Cases are legion where our Courts have held that the rules of the arbitration forum “trump” the CPLR and the FAA:  For example:  Tong v. S.A.C. Capital Management, LLC, 16 Misc. 3d 401, 831 N.Y.S. 2d 881 ( Sup. Ct. N.Y. Co. 2007) [Fried, J.] aff’d as mod. 52 A.D.3 386, 860 N.Y.S.2d 84 (1st Dept. 2008).

Tong, who sought punitive damages, asserted that he was “subjected to sexual harassment, a hostile work environment, discrimination and retaliation by defendants.”

Tong’s employment agreement with S.A.C., “governed by the laws of the State of New York”, stated that:


Justice Fried noted that:

Since Tong does not contest that he signed the arbitration agreement at issue, the only questions before me are: first, whether the arbitration agreement signed by Tong is broad enough to cover the dispute, and, second, whether it is valid and enforceable.

Ruled that:

In the agreement, the parties agreed “that any dispute or controversy arising out of or relating to this agreement, the interpretation thereof, and/or the employment relationship [between Tong and SAC] shall be settled by arbitration.” Plaintiff has charged defendants with discrimination, harassment, and retaliation in his employment, as well as breach of contract, promissory estoppel, fraudulent inducement, defamation, and intentional torts—all arising out of the same alleged conduct. The arbitration provision is unambiguous and is plainly broad enough to cover plaintiff’s claims.

And held that Garrity did not apply:

The American Arbitration Association (AAA) Commercial Arbitration Rules say nothing about whether punitive damages may be awarded—they do not carry a presumption either way. They provide simply that “[t]he arbitrator may grant any remedy or relief that the arbitrator deems just and equitable and within the scope of the agreement of the parties.” (AAA Commercial Arbitration Rules rule R-43 [a].)

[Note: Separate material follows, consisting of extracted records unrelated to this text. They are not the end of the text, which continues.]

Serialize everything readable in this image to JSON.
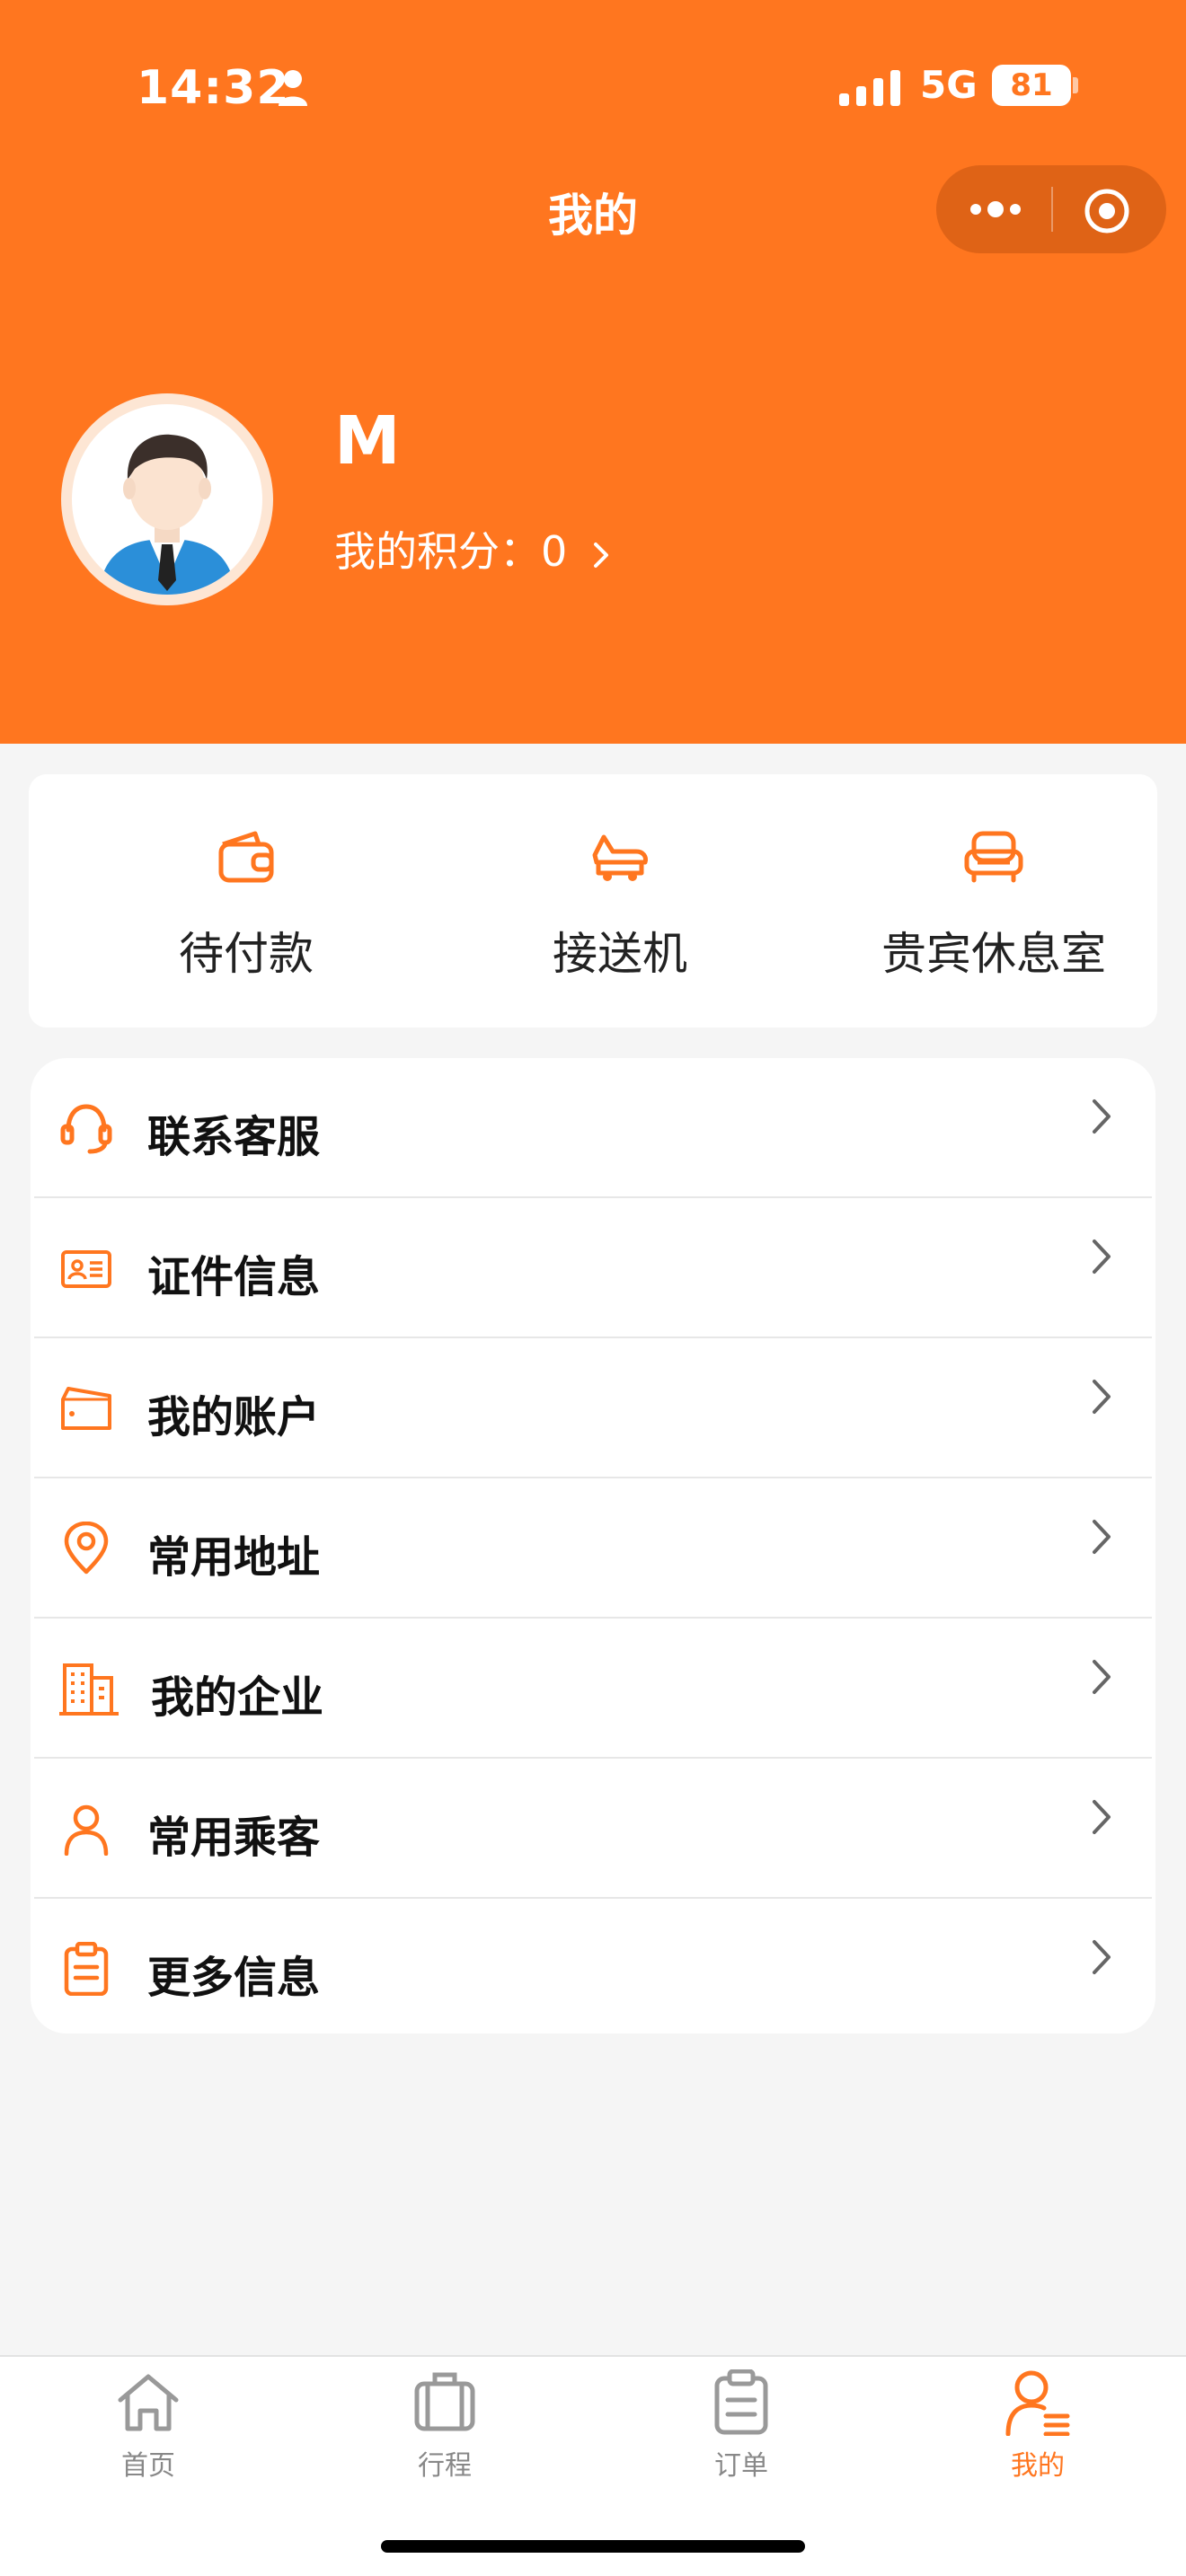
{
  "status_bar": {
    "time": "14:32",
    "network": "5G",
    "battery": "81"
  },
  "nav": {
    "title": "我的"
  },
  "profile": {
    "name": "M",
    "points_label": "我的积分：",
    "points_value": "0"
  },
  "quick_actions": [
    {
      "label": "待付款",
      "icon": "wallet-icon"
    },
    {
      "label": "接送机",
      "icon": "car-plane-icon"
    },
    {
      "label": "贵宾休息室",
      "icon": "sofa-icon"
    }
  ],
  "menu": [
    {
      "label": "联系客服",
      "icon": "headset-icon"
    },
    {
      "label": "证件信息",
      "icon": "id-card-icon"
    },
    {
      "label": "我的账户",
      "icon": "wallet-account-icon"
    },
    {
      "label": "常用地址",
      "icon": "location-pin-icon"
    },
    {
      "label": "我的企业",
      "icon": "building-icon"
    },
    {
      "label": "常用乘客",
      "icon": "person-icon"
    },
    {
      "label": "更多信息",
      "icon": "clipboard-icon"
    }
  ],
  "tabbar": [
    {
      "label": "首页",
      "icon": "home-icon"
    },
    {
      "label": "行程",
      "icon": "luggage-icon"
    },
    {
      "label": "订单",
      "icon": "clipboard-icon"
    },
    {
      "label": "我的",
      "icon": "user-list-icon",
      "active": true
    }
  ],
  "colors": {
    "accent": "#ff761f",
    "background": "#f5f5f5",
    "inactive": "#888888"
  }
}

New York law does not permit arbitrators to award punitive damages. (Garrity v Lyle Stuart, Inc., 40 NY2d 354, 356 [1976].) However, the United States Supreme Court held in Mastrobuono v Shearson Lehman Hutton, Inc. (514 US 52 [1995]) that the Federal Arbitration Act (FAA) preempts the Garrity rule for an arbitration agreement governed by the FAA, even when the agreement contains a New York choice of law clause, in the absence of evidence that the parties intended to give up their right to punitive damages.

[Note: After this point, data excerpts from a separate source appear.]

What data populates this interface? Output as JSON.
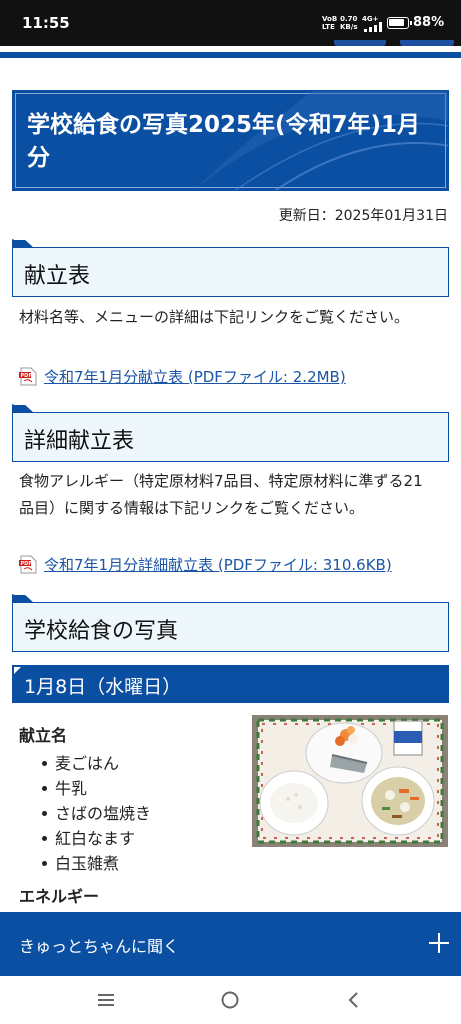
{
  "status_bar": {
    "time": "11:55",
    "signal_label_top": "VoB",
    "signal_label_bottom": "LTE",
    "speed_value": "0.70",
    "speed_unit": "KB/s",
    "network": "4G+",
    "battery_percent": "88%",
    "battery_level": 0.88
  },
  "page": {
    "title": "学校給食の写真2025年(令和7年)1月分",
    "updated": "更新日：2025年01月31日"
  },
  "sections": {
    "kondate": {
      "heading": "献立表",
      "description": "材料名等、メニューの詳細は下記リンクをご覧ください。",
      "link": "令和7年1月分献立表 (PDFファイル: 2.2MB)"
    },
    "shosai": {
      "heading": "詳細献立表",
      "description": "食物アレルギー（特定原材料7品目、特定原材料に準ずる21 品目）に関する情報は下記リンクをご覧ください。",
      "link": "令和7年1月分詳細献立表 (PDFファイル: 310.6KB)"
    },
    "photos": {
      "heading": "学校給食の写真"
    }
  },
  "day": {
    "heading": "1月8日（水曜日）",
    "menu_label": "献立名",
    "menu_items": [
      "麦ごはん",
      "牛乳",
      "さばの塩焼き",
      "紅白なます",
      "白玉雑煮"
    ],
    "energy_label": "エネルギー"
  },
  "ask_bar": {
    "label": "きゅっとちゃんに聞く"
  },
  "icons": {
    "pdf": "pdf-icon",
    "plus": "plus-icon",
    "nav_recent": "recent-apps-icon",
    "nav_home": "home-icon",
    "nav_back": "back-icon"
  },
  "colors": {
    "brand_blue": "#0b4fa2",
    "link": "#1a55a6",
    "heading_bg": "#eef7fc"
  }
}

New York courts have followed Mastrobuono. (E.g. Matter of Americorp Sec. v Sager, 239 AD2d 115, 116 [1st Dept 1997] [reversing stay of arbitration of punitive damages claim, concluding that parties’ agreement that their “right and liabilities” would be governed by New York law did not invoke New York’s restrictions on arbitral awards of punitive damages, where parties agreed to submit dispute to arbitration at National Association of Securities Dealers (NASD), whose rules permit punitive damages awards]; Merrill Lynch, Pierce, Fenner & Smith v Adler, 234 AD2d 139, 139 [1st Dept 1996] [reversing stay of arbitration as to punitive damage claim, where arbitration agreement selected NASD as arbitral forum, and NASD rules contemplated “a broad range of relief”]; Matter of Prudential Sec. [Pesce], 168 Misc 2d 699 [Sup Ct, NY County 1996, Cahn, J.] [denying motion to stay arbitration as to punitive damages claim]; Matter of Cohen v S.A.C. Capital Advisors, LLC, 11 Misc 3d 1054[A], 2006 NY Slip Op 50205[U] [Sup Ct, NY County 2006] [enforcing arbitral award of punitive damages, concluding that New York choice of law provision did not displace FAA].)

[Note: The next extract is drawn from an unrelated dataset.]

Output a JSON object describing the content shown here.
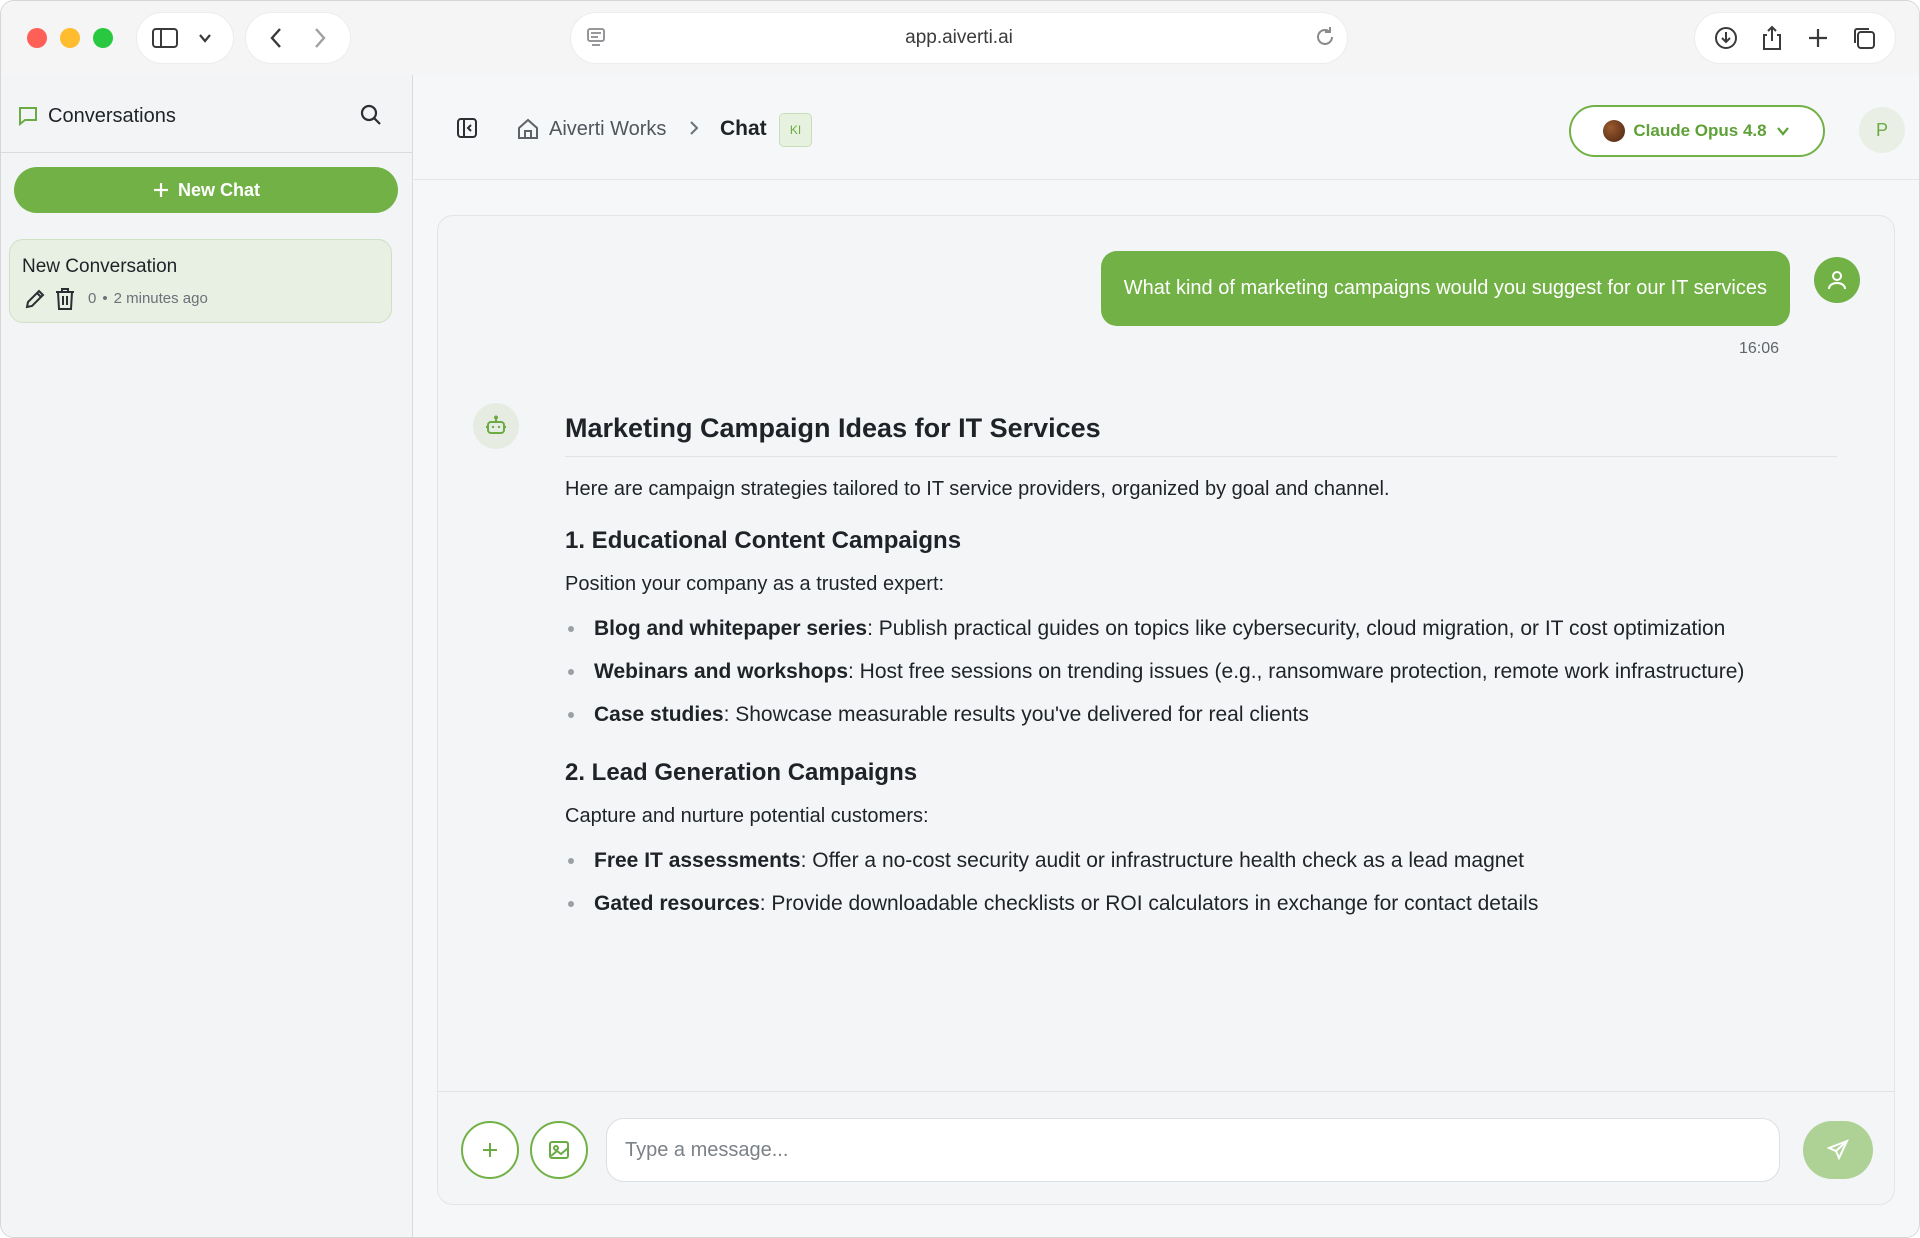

Justice Fried concluded that Tong’s punitive damages claim was arbitrable under the agreement.

Lesson learned:  At the outset, carefully read the rules of the arbitration forum nominated in the dispute resolution clause of a contract.  Determine, among other things, the scope of the “gatekeeper” issues that the arbitrator is authorized to determine and the panoply of relief that the arbitrator is authorized to grant or impose.